O decreto federal sobre mercado de carbono: avanço ou estagnação?
1 de junho de 2022, 19h31
A Política Nacional sobre Mudança do Clima (PNMC), instituída pela Lei nº 12.187/2009, previa, em seu artigo 11, parágrafo único, que um decreto federal estabeleceria as diretrizes para uma economia de baixo carbono. Tal decreto, por sua vez, veio apenas no último dia 19 de maio, quase 13 anos após sua previsão.
O Decreto Federal nº 11.075, de 19 de maio de 2022, no entanto, visa apenas o estabelecimento de procedimentos para a elaboração dos Planos Setoriais de Mitigação das Mudanças Climáticas e institui o Sistema Nacional de Redução de Emissões de Gases de Efeito Estufa (Sinare). Diz-se "apenas", pois se esperava maior profundidade e regulamentação sobre o tema.
Para fins de análise, o decreto pode ser dividido em duas partes, a que "estabelece procedimentos" e a que institui o Sinare.
Estabelecimento de procedimentos
Em sua primeira parte, o decreto somente traz diretrizes para a confecção dos chamados Planos Setoriais de Mitigação das Mudanças Climáticas, com definições conceituais sobre o que é considerado crédito de carbono, crédito de metano, crédito certificado de redução de emissões etc. (artigo 2). Questões importantes, mas protocolares num decreto regulamentador.
Além disso, centraliza a competência para propor os planos setoriais nas mãos do Ministério do Meio Ambiente, do Ministério da Economia e dos ministérios setoriais relacionais (artigo 3º), mas não especifica quais são os setores, não ficando claro se são aqueles setores previsto na PNMC, quais sejam: geração e distribuição de energia elétrica; transporte público urbano e sistemas modais de transporte interestadual de cargas e passageiros; indústria de transformação e de bens de consumo duráveis; indústrias químicas fina e de base; indústria de papel e celulose; mineração, na indústria da construção civil; serviços de saúde; e agropecuária. O que pode gerar certo desconforto aos setores interessados nesse mercado, uma vez que dependem de uma ação política, sujeita a muitas variáveis.
O decreto, no entanto, não prevê nenhuma meta específica para os planos setoriais, ficando a critério de cada plano o seu estabelecimento (artigo 4º). A não previsão de metas na norma reguladora pode trazer insegurança jurídica, uma vez que são incertas e modificáveis ao longo do tempo. Um simples anexo a norma poderia, ao menos, estabelecer um parâmetro para essas metas (no sentido do que vem sendo adotado para as normas de saneamento).

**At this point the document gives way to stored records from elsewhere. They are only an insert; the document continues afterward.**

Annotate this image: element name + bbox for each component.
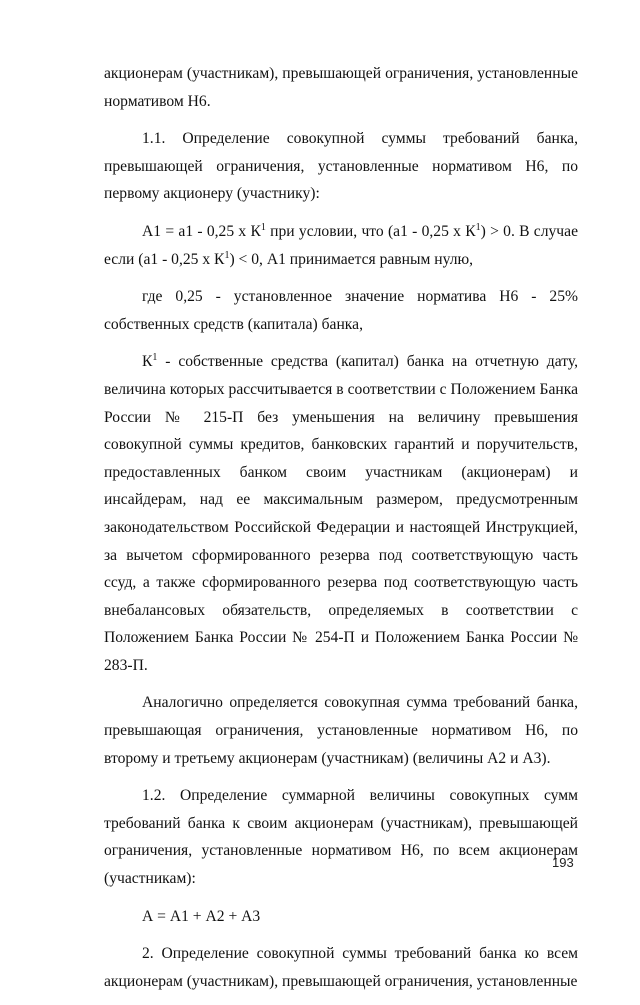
paragraph-1-1-heading: 1.1. Определение совокупной суммы требований банка, превышающей ограничения, установленные нормативом Н6, по первому акционеру (участнику): — [104, 130, 578, 203]
formula-a1-condition: А1 = а1 - 0,25 х $К^1$ при условии, что (а1 - 0,25 х $К^1) > 0$. В случае если (а1 - 0,25 х $К^1) < 0$, А1 принимается равным нулю, — [104, 221, 578, 268]
paragraph-2-heading: 2. Определение совокупной суммы требований банка ко всем акционерам (участникам), превышающей ограничения, установленные — [104, 945, 578, 990]
definition-0-25: где 0,25 - установленное значение норматива Н6 - 25% собственных средств (капитала) банка, — [104, 288, 578, 333]
document-body — [104, 60, 578, 1005]
formula-a-sum: А = А1 + А2 + А3 — [142, 907, 261, 925]
paragraph-1-2-heading: 1.2. Определение суммарной величины совокупных сумм требований банка к своим акционерам (участникам), превышающей ограничения, установленные нормативом Н6, по всем акционерам (участникам): — [104, 787, 578, 888]
paragraph-1: акционерам (участникам), превышающей ограничения, установленные нормативом Н6. — [104, 65, 578, 110]
definition-k1: $К^1$ - собственные средства (капитал) банка на отчетную дату, величина которых рассчитывается в соответствии с Положением Банка России № 215-П без уменьшения на величину превышения совокупной суммы кредитов, банковских гарантий и поручительств, предоставленных банком своим участникам (акционерам) и инсайдерам, над ее максимальным размером, предусмотренным законодательством Российской Федерации и настоящей Инструкцией, за вычетом сформированного резерва под соответствующую часть ссуд, а также сформированного резерва под соответствующую часть внебалансовых обязательств, определяемых в соответствии с Положением Банка России № 254-П и Положением Банка России № 283-П. — [104, 352, 578, 674]
page-number: 193 — [552, 855, 574, 870]
paragraph-analogous: Аналогично определяется совокупная сумма требований банка, превышающая ограничения, установленные нормативом Н6, по второму и третьему акционерам (участникам) (величины А2 и А3). — [104, 694, 578, 767]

O que não restou regulamentado pelo decreto, e que era o mais esperado, é justamente o Mercado Brasileiro de Redução de Emissões (MBRE), previsto no artigo 9º da PNMC. Ou seja, ainda não temos um mercado brasileiro de carbono, mas temos um norte para tal.
Instituição do Sinare
O artigo 8º do decreto instituiu um importante e necessário sistema para registro de todas as ações relativas a um mercado de carbono, o chamado Sinare (Sistema Nacional de Redução de Emissões de Gases de Efeito Estufa). No entanto, as regras ainda serão estabelecidas pelo Ministério do Meio Ambiente e da Economia, por meio de ato conjunto (artigo 8º, § 1º). Ou seja, tais regras estarão sujeitas à discricionariedade desses órgãos governamentais, uma vez que serão atos administrativos, e não definições legais, o que seria mais adequado e seguro. Ainda, por conta de sua competência (artigo 8º, § 5º), toda a implementação e operacionalização do sistema ficará sob responsabilidade do Ministério do Meio Ambiente, de forma que se espera um fortalecimento de tal órgão para fins de cumprimento dessa e outras políticas públicas.
Luz no fim do túnel
Portanto, analisando o Decreto Federal nº 11.075, pode-se dizer que há uma luz no fim do túnel sobre a regulamentação efetiva de um mercado de carbono para o Brasil. Ainda que o decreto não seja plenamente eficaz, dependendo de outras normativas e planos, nota-se um mínimo de esforço. Talvez a proximidade das eleições tenha pressionado a sua publicação para melhorar imagem do Brasil, mas o frenesi causado pela divulgação pode "virar uma chave" no entendimento do governo federal sobre a importância desse instrumento para o clima do planeta.